40 ♛ Düşüş ve Işık

♛ 40. Bölüm ♛

DÜŞÜŞ VE IŞIK

Ak Ülke, Kalsedon

Umudun Kraliçesi'nin ülkesinde umut kayboluyordu. Ülkesi ikiye bölünmüştü. İnsanlar, Kar Kraliçesi'nin daha fazlasını istediğinden eminlerdi.

"Ne yapmalıyım, Myra?" diye sordu muhafızı olan elfe. "Halkım benden nefret ediyor."

"Savaşabilirdiniz, kraliçem." dedi ak elf. Myraia'nın aklı ise kuzenindeydi. Rhdenya şu anda nasıldı? Savaşçıların lideri olan Aryandria ona kızın gittiğini söylemişti. "Fakat savaşmadınız."

"Kaybetmeyecektim." dedi Nmerysa. "Onlar da benim halkım, her ne kadar bunu unutsalar da."

"Ne yapacaksınız, Ak Kraliçe?"

Kraliçe Nmerysa tahtından ayağa kalktı. "Böylece hiç kimse ölmedi, Myra." dedi Nmerysa tahtının bulunduğu platformun merdivenlerinden aşağıya doğru inerken. Ardından hem kendini hem de muhafızını doğrunun bu olduğuna inandırmaya çalıştı. "Kar Kraliçesi istediğini aldı, Myra. En azından şimdilik. Kristallerini kullanmak isteyecektir, hazırlıklı olmalıyız."

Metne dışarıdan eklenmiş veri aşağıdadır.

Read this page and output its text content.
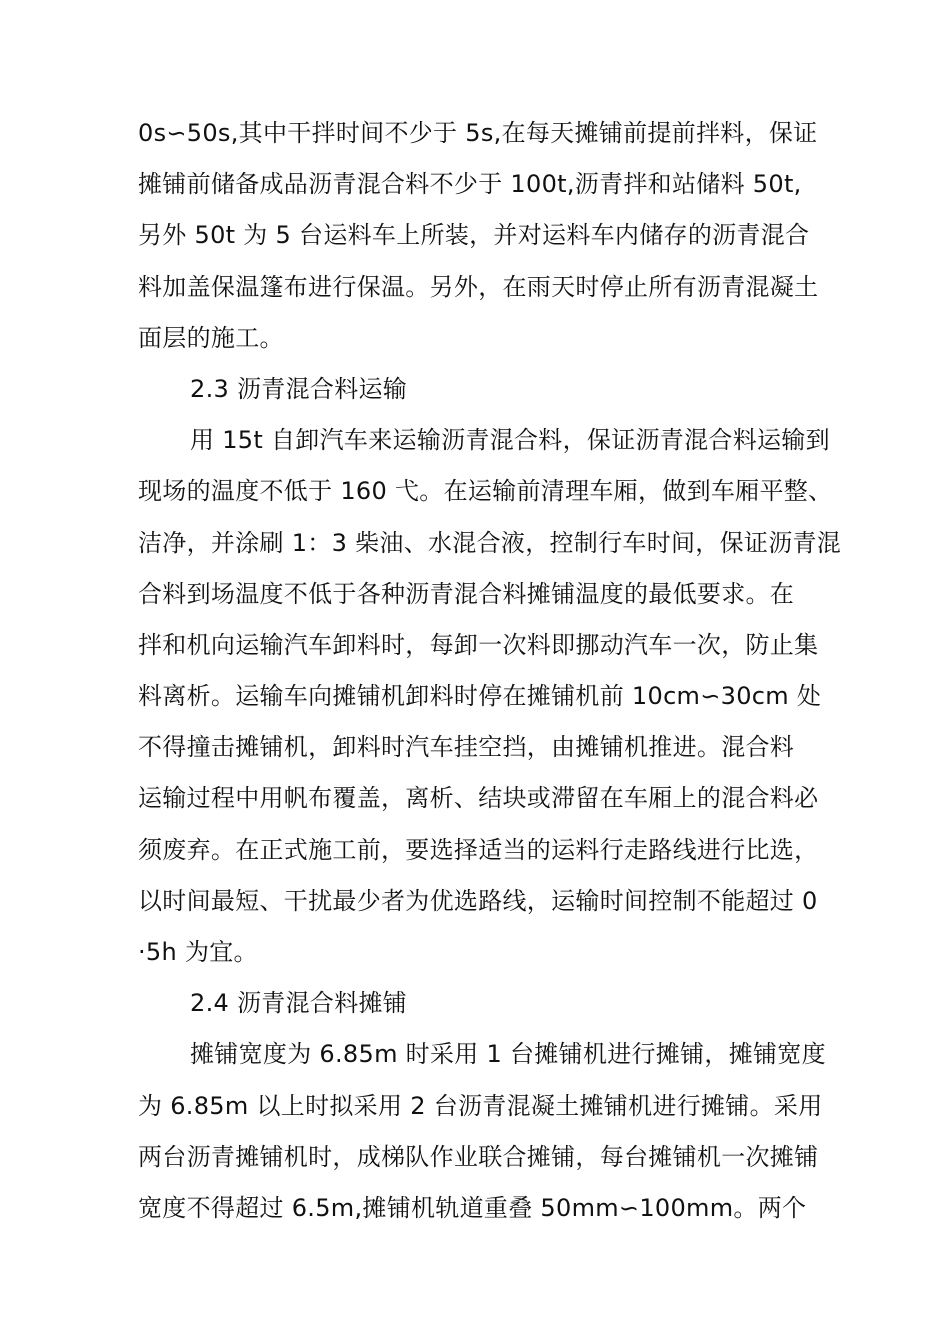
0s∽50s,其中干拌时间不少于 5s,在每天摊铺前提前拌料，保证
摊铺前储备成品沥青混合料不少于 100t,沥青拌和站储料 50t,
另外 50t 为 5 台运料车上所装，并对运料车内储存的沥青混合
料加盖保温篷布进行保温。另外，在雨天时停止所有沥青混凝土
面层的施工。
2.3 沥青混合料运输
用 15t 自卸汽车来运输沥青混合料，保证沥青混合料运输到
现场的温度不低于 160 弋。在运输前清理车厢，做到车厢平整、
洁净，并涂刷 1：3 柴油、水混合液，控制行车时间，保证沥青混
合料到场温度不低于各种沥青混合料摊铺温度的最低要求。在
拌和机向运输汽车卸料时，每卸一次料即挪动汽车一次，防止集
料离析。运输车向摊铺机卸料时停在摊铺机前 10cm∽30cm 处
不得撞击摊铺机，卸料时汽车挂空挡，由摊铺机推进。混合料
运输过程中用帆布覆盖，离析、结块或滞留在车厢上的混合料必
须废弃。在正式施工前，要选择适当的运料行走路线进行比选，
以时间最短、干扰最少者为优选路线，运输时间控制不能超过 0
·5h 为宜。
2.4 沥青混合料摊铺
摊铺宽度为 6.85m 时采用 1 台摊铺机进行摊铺，摊铺宽度
为 6.85m 以上时拟采用 2 台沥青混凝土摊铺机进行摊铺。采用
两台沥青摊铺机时，成梯队作业联合摊铺，每台摊铺机一次摊铺
宽度不得超过 6.5m,摊铺机轨道重叠 50mm∽100mm。两个
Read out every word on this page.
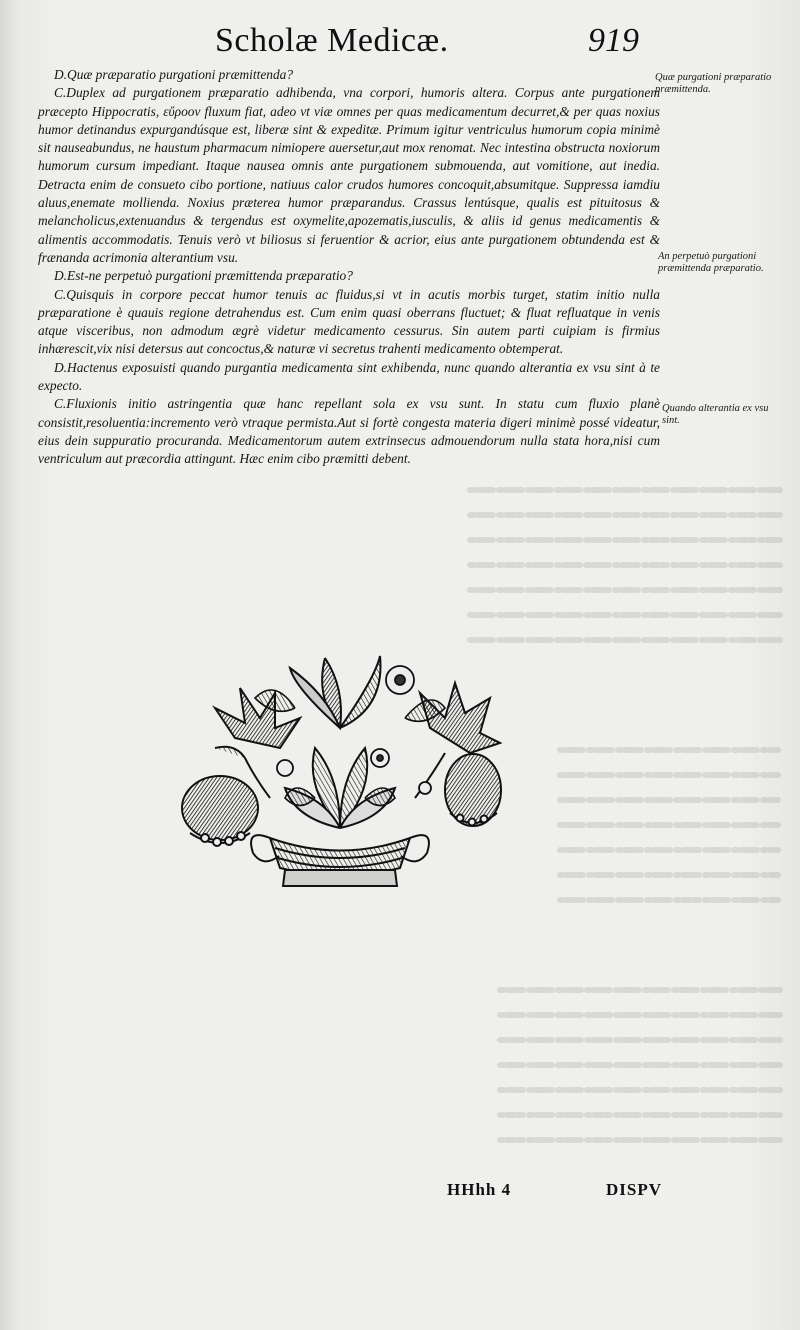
Scholæ Medicæ.	919

D.Quæ præparatio purgationi præmittenda?

C.Duplex ad purgationem præparatio adhibenda, vna corpori, humoris altera. Corpus ante purgationem præcepto Hippocratis, εὔροον fluxum fiat, adeo vt viæ omnes per quas medicamentum decurret,& per quas noxius humor detinandus expurgandúsque est, liberæ sint & expeditæ. Primum igitur ventriculus humorum copia minimè sit nauseabundus, ne haustum pharmacum nimiopere auersetur,aut mox renomat. Nec intestina obstructa noxiorum humorum cursum impediant. Itaque nausea omnis ante purgationem submouenda, aut vomitione, aut inedia. Detracta enim de consueto cibo portione, natiuus calor crudos humores concoquit,absumitque. Suppressa iamdiu aluus,enemate mollienda. Noxius præterea humor præparandus. Crassus lentúsque, qualis est pituitosus & melancholicus,extenuandus & tergendus est oxymelite,apozematis,iusculis, & aliis id genus medicamentis & alimentis accommodatis. Tenuis verò vt biliosus si feruentior & acrior, eius ante purgationem obtundenda est & frænanda acrimonia alterantium vsu.

D.Est-ne perpetuò purgationi præmittenda præparatio?

C.Quisquis in corpore peccat humor tenuis ac fluidus,si vt in acutis morbis turget, statim initio nulla præparatione è quauis regione detrahendus est. Cum enim quasi oberrans fluctuet; & fluat refluatque in venis atque visceribus, non admodum ægrè videtur medicamento cessurus. Sin autem parti cuipiam is firmius inhærescit,vix nisi detersus aut concoctus,& naturæ vi secretus trahenti medicamento obtemperat.

D.Hactenus exposuisti quando purgantia medicamenta sint exhibenda, nunc quando alterantia ex vsu sint à te expecto.

C.Fluxionis initio astringentia quæ hanc repellant sola ex vsu sunt. In statu cum fluxio planè consistit,resoluentia:incremento verò vtraque permista.Aut si fortè congesta materia digeri minimè possé videatur, eius dein suppuratio procuranda. Medicamentorum autem extrinsecus admouendorum nulla stata hora,nisi cum ventriculum aut præcordia attingunt. Hæc enim cibo præmitti debent.

Quæ purgationi præparatio præmittenda.
An perpetuò purgationi præmittenda præparatio.
Quando alterantia ex vsu sint.
HHhh 4	DISPV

"Savaş Konseyi'ni mi çağırmamı istiyorsunuz?"

"Sadece Khalrane, Aryandria ve Sardon'u çağır." dedi Nmerysa birkaç aydır şehrine ve sarayına kaç kere saldırıldığını düşünerek. "Gün batımından önce hazır olsunlar. Temsilci Ladonion'la konuşmaya gideceğim."

"Nasıl isterseniz." dedi Myraia taht odasından ayrılarak. Ne düşüneceğini bilemiyordu, anlaşılan o ki her şeyi bilen kraliçe de bilemiyordu.

Nmerysa ise Myraia'nın odadan ayrılışından sonra düşünmeye başladı.

Yükselişi hızlı olanın düşüşü de hızlı olur, derlerdi. Kar Kraliçesi'nin Diyar'dan ayrılışının sonucunu merak ediyordu. Gülümsedi. Kraliçe Salirhenia'nın ne kadar dayanabileceğini merak ediyordu.


Aryandria düşüncelerini toparlamaya çalışıyordu. O her zaman Ak Kraliçe'nin yanında olmuştu ve olacaktı da. Diyar'ın geleceğini düşünüyordu.

Muhafız ve büyücünün buradan çıkmasını sağlayarak Kızıl Kraliçe'yi düşünmüştü. Böyle yaparak Gök Kraliçe'nin kızını korumuştu. Aynı zamanda Ak Kraliçe'ye bir düşman oluşturmuştu.

Elini tek gözünü kapatan beyaz renkli banda götürdü. Ondan bir gözünü alan şey aydınlığın ve karanlığın savaşıydı. Aydınlığın, karanlığın, ateşin ve buzun savaşında olacaktı? Diyar ne olacaktı?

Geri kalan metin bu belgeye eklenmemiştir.